Bonus: Expandability Template
for i = 1:10 % deeper loop = deeper nesting
api = struct( ...
'layer1', struct( ...
'f', @(x) disp(x) ...
), ...
'layer2', struct( ...
'f', @(x) api.layer1.f(['-> ', x]) ...
), ...
'layer3', struct( ...
'f', @(x) api.layer2.f(['-> ', x]) ...
) ...
);
end
Functional Multi-Line Anonymous Functions via Recursive Self-Reference
MATLAB famously limits anonymous functions to a single expression -- no sequential logic, no if/else, no multiple statements. But that restriction can be bypassed using recursive functional programming and state threading.
The Core Trick
- Start with a recursive anonymous function
- Use a branching function (like a custom ternary or an
if_
) - Mutate parameters via new struct on each pass
- Final recursion returns result
Method 1: if_ Branching with Recursion
if_ = @( pred_, cond_ ) cond_{ 2 - pred_ }(); % Choose branch
makeZ = @(makeZ, x) ...
if_(~isfield(x, 'i'), ...
{@() makeZ(makeZ, struct('i', 1, 'x', x, 'z', zeros(5))), ...
@() if_(x.i == 1, ...
{@() makeZ(makeZ, struct('i', 0, 'x', x.x, ...
'z', [x.x(1)*cos(x.x(2)) x.z(1,2:5); x.z(2:5,:)]))}, ...
{@() [x.z(1:2,:); x.z(3,1:3) log(x.x(3)) x.z(3,5); x.z(4:5,:)]}) ...
});
mkZ = @(x) makeZ(makeZ, x);
mkZ([2 3 4]);
Method 2: iif and recur Pattern
iif = @(varargin) varargin{2 * find([varargin{1:2:end}], 1, 'first')}();
recur = @(f, varargin) f(f, varargin{:});
makeZ_2 = @(x) recur(@(f, k) ...
iif(~isfield(k,'i'), ...
@() f(f, struct('i',1,'x',k,'z',zeros(5))), ...
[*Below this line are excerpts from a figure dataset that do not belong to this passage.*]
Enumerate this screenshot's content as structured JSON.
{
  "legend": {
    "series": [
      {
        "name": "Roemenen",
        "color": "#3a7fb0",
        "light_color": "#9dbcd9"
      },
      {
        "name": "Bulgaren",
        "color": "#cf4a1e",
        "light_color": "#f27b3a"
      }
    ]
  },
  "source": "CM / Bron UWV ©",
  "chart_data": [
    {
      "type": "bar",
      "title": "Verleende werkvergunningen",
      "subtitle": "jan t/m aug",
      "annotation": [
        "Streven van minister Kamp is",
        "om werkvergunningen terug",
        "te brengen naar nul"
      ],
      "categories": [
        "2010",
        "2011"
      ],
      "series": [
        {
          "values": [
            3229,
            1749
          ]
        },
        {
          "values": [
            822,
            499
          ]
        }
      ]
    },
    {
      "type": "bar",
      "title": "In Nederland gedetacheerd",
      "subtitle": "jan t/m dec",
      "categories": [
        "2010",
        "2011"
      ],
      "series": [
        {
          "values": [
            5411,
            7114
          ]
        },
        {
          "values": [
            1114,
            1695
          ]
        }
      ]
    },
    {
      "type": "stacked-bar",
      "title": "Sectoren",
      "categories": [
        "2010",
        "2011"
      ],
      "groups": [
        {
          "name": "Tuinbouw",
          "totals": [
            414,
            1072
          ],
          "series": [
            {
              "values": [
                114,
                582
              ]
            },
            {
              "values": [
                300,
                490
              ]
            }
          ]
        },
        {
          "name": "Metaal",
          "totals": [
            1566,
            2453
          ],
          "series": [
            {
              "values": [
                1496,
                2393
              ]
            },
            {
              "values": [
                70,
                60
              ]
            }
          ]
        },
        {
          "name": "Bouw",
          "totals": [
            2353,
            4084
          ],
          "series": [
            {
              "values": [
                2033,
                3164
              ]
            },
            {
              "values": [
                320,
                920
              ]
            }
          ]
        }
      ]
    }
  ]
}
(isfield(k,'i') && k.i==1), ...
@() f(f, struct('i',0,'x',k.x,'z',[k.x(1)*cos(k.x(2)) k.z(1,2:5); k.z(2:5,:)])), ...
true, ...
@() [k.z(1:2,:); k.z(3,1:3) log(k.x(3)) k.z(3,5); k.z(4:5,:)]) ...
, x);
makeZ_2([2 3 4]);
Method 3: Custom ternary
Operator
ternary = @(varargin) varargin{length(varargin) - varargin{1}};
makeZ_3 = @(makeZ_3, x) ...
feval(ternary(~isfield(x,'i'), ...
@() makeZ_3(makeZ_3, struct('i', 1, 'x', x, 'z', zeros(5))), ...
@() feval(ternary(x.i==1, ...
@() makeZ_3(makeZ_3, struct('i', 0, 'x', x.x, ...
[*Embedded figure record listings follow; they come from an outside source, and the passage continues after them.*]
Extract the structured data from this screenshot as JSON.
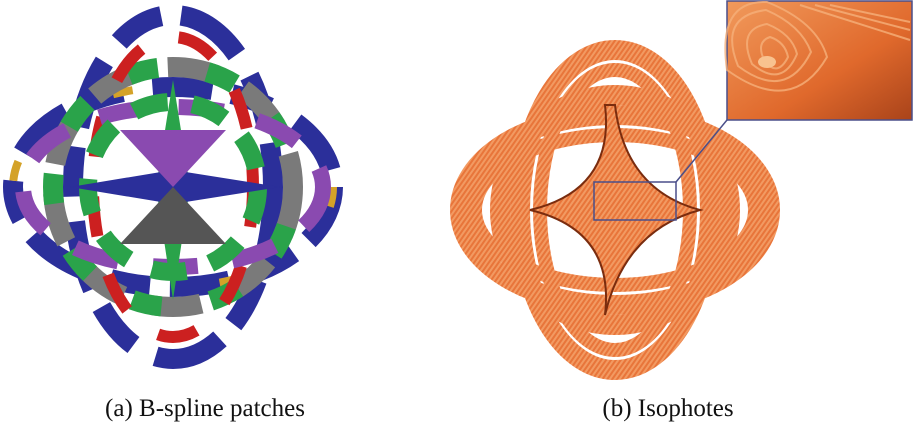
{
  "figure": {
    "panels": [
      {
        "caption": "(a) B-spline patches"
      },
      {
        "caption": "(b) Isophotes"
      }
    ]
  }
}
'z', [x.x(1)*cos(x.x(2)) x.z(1,2:5); x.z(2:5,:)])), ...
@() [x.z(1:2,:); x.z(3,1:3) log(x.x(3)) x.z(3,5); x.z(4:5,:)]) ...
));
mkZ_3 = @(x) makeZ_3(makeZ_3, x);
mkZ_3([2 3 4]);
How This Works
- State is threaded through each recursive call
- Branching logic decides which transformation to apply
- The function emulates a multi-line block
Why This Matters
This isn't just a MATLAB trick. It's a functional programming pattern, adapted to a language that doesn't quite support it. These methods:
- Enable multi-line logic in inline definitions
- Keep all code within a closure, no external state
- Are reusable, composable, and embeddable in factory patterns
Also see: Is it possible to write several statements into an anonymous function?
Postscript: Naming the Pattern
Internally, I've started calling this structure the Closure-Stabilized API Blaster — a nod to both its recursive closure rebinding pattern and its power as a functional API generator in plain MATLAB. It's part of the broader Blaster family: minimal, modular tools that skip the boilerplate and go straight to the logic.
You can think of it as a small internal DSL builder, middleware router, or a MATLAB-native service container — all without writing a single classdef file.